Saana-Maria Sinisalo

Personal information
- Born: 29 January 1971 (age 55) Åland, Finland

Sport
- Sport: Para archery
- Disability: Ehlers-Danlos syndrome

Medal record
Representing Aland
Island Games
| Gold medal – first place | 2011 Isle of Wight | Recurve individual |
| Gold medal – first place | 2011 Isle of Wight | Recurve individual head-to-head |
| Gold medal – first place | 2017 Gotland | Recurve knockout |
| Silver medal – second place | 2017 Gotland | Recurve team |
| Bronze medal – third place | 2011 Isle of Wight | Recurve team |
| Bronze medal – third place | 2011 Isle of Wight | Recurve team head-to-head |
| Bronze medal – third place | 2015 Jersey | Recurve individual |
| Bronze medal – third place | 2015 Jersey | Recurve individual head-to-head |
| Bronze medal – third place | 2015 Jersey | Recurve team |
| Bronze medal – third place | 2017 Gotland | Recurve individual |

= Saana-Maria Sinisalo =

Finnish Paralympic archer

Saana-Maria Katarina Sinisalo (born 29 January 1971) is a Finnish Paralympic archer who competes in international archery competitions. She has competed at the 2012 Summer Paralympics and has also competed at the Island Games.

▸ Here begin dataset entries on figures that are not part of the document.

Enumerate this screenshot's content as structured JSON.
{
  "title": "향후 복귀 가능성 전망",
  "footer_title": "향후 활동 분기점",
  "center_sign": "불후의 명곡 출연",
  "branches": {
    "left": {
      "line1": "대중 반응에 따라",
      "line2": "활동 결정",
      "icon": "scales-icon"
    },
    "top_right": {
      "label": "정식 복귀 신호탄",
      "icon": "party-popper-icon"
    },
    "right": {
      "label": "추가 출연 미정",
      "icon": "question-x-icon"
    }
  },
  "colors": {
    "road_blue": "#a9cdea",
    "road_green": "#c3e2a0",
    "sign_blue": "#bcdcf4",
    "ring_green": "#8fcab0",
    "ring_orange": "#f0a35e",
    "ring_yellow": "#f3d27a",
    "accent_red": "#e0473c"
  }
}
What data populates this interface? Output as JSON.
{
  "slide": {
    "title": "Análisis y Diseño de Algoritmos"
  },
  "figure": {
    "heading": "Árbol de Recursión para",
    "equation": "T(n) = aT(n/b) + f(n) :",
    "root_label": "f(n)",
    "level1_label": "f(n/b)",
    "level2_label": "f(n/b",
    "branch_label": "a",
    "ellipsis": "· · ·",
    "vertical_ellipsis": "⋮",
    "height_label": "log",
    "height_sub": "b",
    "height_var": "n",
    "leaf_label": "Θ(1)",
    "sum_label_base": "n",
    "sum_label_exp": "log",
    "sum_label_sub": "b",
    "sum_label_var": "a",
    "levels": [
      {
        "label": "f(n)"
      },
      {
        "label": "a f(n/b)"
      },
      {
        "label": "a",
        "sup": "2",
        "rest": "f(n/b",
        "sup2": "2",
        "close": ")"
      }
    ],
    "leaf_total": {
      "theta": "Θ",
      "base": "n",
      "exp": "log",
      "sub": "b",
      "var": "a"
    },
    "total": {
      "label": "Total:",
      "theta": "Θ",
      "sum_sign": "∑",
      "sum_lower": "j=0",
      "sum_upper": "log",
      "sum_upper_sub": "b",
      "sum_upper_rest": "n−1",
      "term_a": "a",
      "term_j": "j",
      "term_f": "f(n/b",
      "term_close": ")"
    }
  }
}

In 2012, Sinisalo was the first sportswoman in para-sports to be featured on Finnish stamps as part of the 2012 Disability Sports stamp series which also featured other Paralympians, including blind judoka Jani Kallunki and Finnish wheelchair racer Leo-Pekka Tähti. She was the first woman to feature on Finnish stamps since 1994 when female skiers Marja-Liisa Kirvesniemi and Marjo Matikainen's joint stamp was issued. Since then, there has been no other para sportspeople featured on Finnish stamps.